Charles puts the phone back on the hook, taking his hand away slowly, debating whether it might not be wiser to let it dangle. Might as well let her call again, get it out of her system so she doesn’t start that “You murdered her” stuff again. Murder. Jesus. Elise couldn’t drive anybody to murder. Who would bother? Except all those murderers out there … the ones who’ll wear rubber gloves and not have their fingerprints on her coat. In comes Detective O’Hara, out the window goes Charlie.
Then
she’ll be sorry. Then, too late, she’ll realize that she didn’t want her husband and Rebecca. She’ll go back to work in the same library, just to be in the building where he once cornered her against the bookshelf. Twice. Three times at least.

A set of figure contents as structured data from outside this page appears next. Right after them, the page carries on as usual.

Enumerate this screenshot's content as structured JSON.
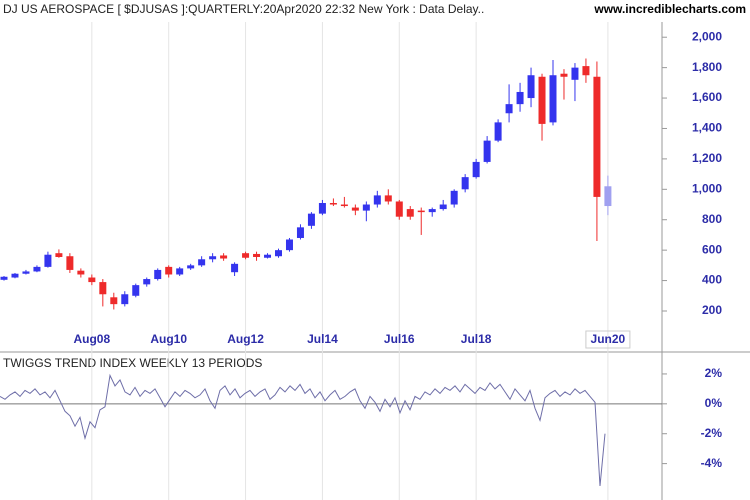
{
  "site": "www.incrediblecharts.com",
  "chart_data": [
    {
      "type": "candlestick",
      "title": "DJ US AEROSPACE [ $DJUSAS ]:QUARTERLY:20Apr2020 22:32 New York : Data Delay..",
      "categories": [
        null,
        null,
        null,
        null,
        null,
        null,
        null,
        null,
        "Aug08",
        null,
        null,
        null,
        null,
        null,
        null,
        "Aug10",
        null,
        null,
        null,
        null,
        null,
        null,
        "Aug12",
        null,
        null,
        null,
        null,
        null,
        null,
        "Jul14",
        null,
        null,
        null,
        null,
        null,
        null,
        "Jul16",
        null,
        null,
        null,
        null,
        null,
        null,
        "Jul18",
        null,
        null,
        null,
        null,
        null,
        null,
        null,
        null,
        null,
        null,
        null,
        "Jun20"
      ],
      "open": [
        405,
        420,
        445,
        460,
        490,
        580,
        560,
        465,
        420,
        390,
        290,
        245,
        300,
        375,
        410,
        490,
        440,
        480,
        500,
        540,
        565,
        455,
        580,
        575,
        550,
        560,
        600,
        680,
        760,
        840,
        910,
        900,
        880,
        860,
        900,
        960,
        920,
        870,
        860,
        850,
        870,
        900,
        1000,
        1080,
        1180,
        1320,
        1500,
        1560,
        1600,
        1740,
        1440,
        1760,
        1720,
        1810,
        1740,
        890
      ],
      "high": [
        430,
        450,
        470,
        500,
        590,
        605,
        580,
        480,
        440,
        410,
        320,
        330,
        380,
        420,
        480,
        500,
        490,
        510,
        560,
        580,
        580,
        520,
        590,
        590,
        580,
        610,
        680,
        770,
        850,
        930,
        940,
        950,
        900,
        920,
        990,
        1000,
        930,
        890,
        880,
        880,
        930,
        1000,
        1100,
        1200,
        1350,
        1460,
        1690,
        1700,
        1800,
        1760,
        1850,
        1790,
        1830,
        1860,
        1840,
        1090
      ],
      "low": [
        400,
        415,
        440,
        455,
        485,
        550,
        450,
        420,
        370,
        230,
        210,
        230,
        290,
        360,
        400,
        420,
        430,
        470,
        490,
        520,
        530,
        430,
        540,
        530,
        545,
        550,
        590,
        670,
        740,
        830,
        890,
        880,
        830,
        790,
        880,
        900,
        800,
        800,
        700,
        820,
        860,
        880,
        980,
        1070,
        1170,
        1310,
        1440,
        1510,
        1540,
        1320,
        1420,
        1590,
        1580,
        1700,
        660,
        830
      ],
      "close": [
        425,
        445,
        460,
        490,
        570,
        555,
        470,
        440,
        390,
        310,
        245,
        310,
        370,
        410,
        470,
        440,
        480,
        500,
        540,
        560,
        545,
        510,
        550,
        555,
        570,
        600,
        670,
        750,
        840,
        910,
        900,
        890,
        860,
        900,
        960,
        920,
        820,
        820,
        850,
        870,
        900,
        990,
        1080,
        1180,
        1320,
        1440,
        1560,
        1640,
        1750,
        1430,
        1750,
        1740,
        1800,
        1750,
        950,
        1020
      ],
      "up_color": "#3434ee",
      "down_color": "#ee2a2a",
      "current_color": "#a0a0f0",
      "ylim": [
        75,
        2100
      ],
      "yticks": [
        200,
        400,
        600,
        800,
        {
          "value": 1000,
          "label": "1,000"
        },
        {
          "value": 1200,
          "label": "1,200"
        },
        {
          "value": 1400,
          "label": "1,400"
        },
        {
          "value": 1600,
          "label": "1,600"
        },
        {
          "value": 1800,
          "label": "1,800"
        },
        {
          "value": 2000,
          "label": "2,000"
        }
      ]
    },
    {
      "type": "line",
      "title": "TWIGGS TREND INDEX WEEKLY 13 PERIODS",
      "color": "#6e6ea8",
      "values": [
        0.5,
        0.3,
        0.6,
        0.8,
        0.5,
        0.9,
        0.7,
        1.0,
        0.6,
        0.8,
        0.4,
        0.9,
        0.2,
        -0.5,
        -0.8,
        -1.5,
        -0.9,
        -2.3,
        -1.2,
        -1.6,
        -0.4,
        -0.2,
        1.9,
        1.2,
        1.6,
        0.8,
        0.6,
        1.1,
        0.5,
        0.9,
        0.7,
        1.0,
        0.4,
        -0.2,
        0.3,
        0.8,
        0.5,
        0.9,
        0.7,
        0.4,
        0.6,
        1.0,
        0.2,
        -0.3,
        0.9,
        1.2,
        0.6,
        1.0,
        0.4,
        0.7,
        0.9,
        0.5,
        0.8,
        1.0,
        0.3,
        0.6,
        1.1,
        0.8,
        1.2,
        0.9,
        1.3,
        0.7,
        1.0,
        0.4,
        0.8,
        0.2,
        0.6,
        0.9,
        0.3,
        0.5,
        0.8,
        1.0,
        0.2,
        -0.3,
        0.5,
        0.1,
        -0.5,
        0.3,
        -0.2,
        0.4,
        -0.6,
        0.2,
        -0.4,
        0.5,
        0.3,
        0.8,
        0.6,
        1.0,
        0.7,
        1.1,
        0.9,
        1.2,
        0.8,
        1.3,
        1.0,
        0.7,
        1.1,
        0.9,
        1.4,
        1.0,
        1.3,
        0.8,
        0.3,
        1.0,
        0.6,
        0.2,
        0.9,
        -0.3,
        -1.1,
        0.4,
        0.7,
        0.9,
        0.5,
        0.8,
        0.6,
        1.0,
        0.7,
        0.9,
        0.5,
        0.1,
        -5.5,
        -2.0
      ],
      "ylim": [
        -5.9,
        3.2
      ],
      "yticks": [
        {
          "value": -4,
          "label": "-4%"
        },
        {
          "value": -2,
          "label": "-2%"
        },
        {
          "value": 0,
          "label": "0%"
        },
        {
          "value": 2,
          "label": "2%"
        }
      ]
    }
  ]
}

He puts a box of taco hors d’oeuvres in the oven and finds a beer in the bottom of the refrigerator that he decides to save to go with the tacos. Laura and her husband and daughter are probably having a nourishing dinner. They are having baked ham, sweet potatoes, asparagus, freshly baked bread, milk, and that dessert. Laura used to come home with him sometimes and cook dinner. She’d take off her stockings and go get a pair of the soft gray socks she had given him and stand in the kitchen in the socks, cooking dinner. In her dress and socks she looked like some bobbysoxer. If he had known her in the fifties they would have jitterbugged. She would have worn a ribbon in her hair, and a long pleated skirt, blazer, and white socks and saddle shoes. The socks would have a funny weave that looked like rivulets when they got twisted around a little. Gonna rock, gonna rock around the clock tonight.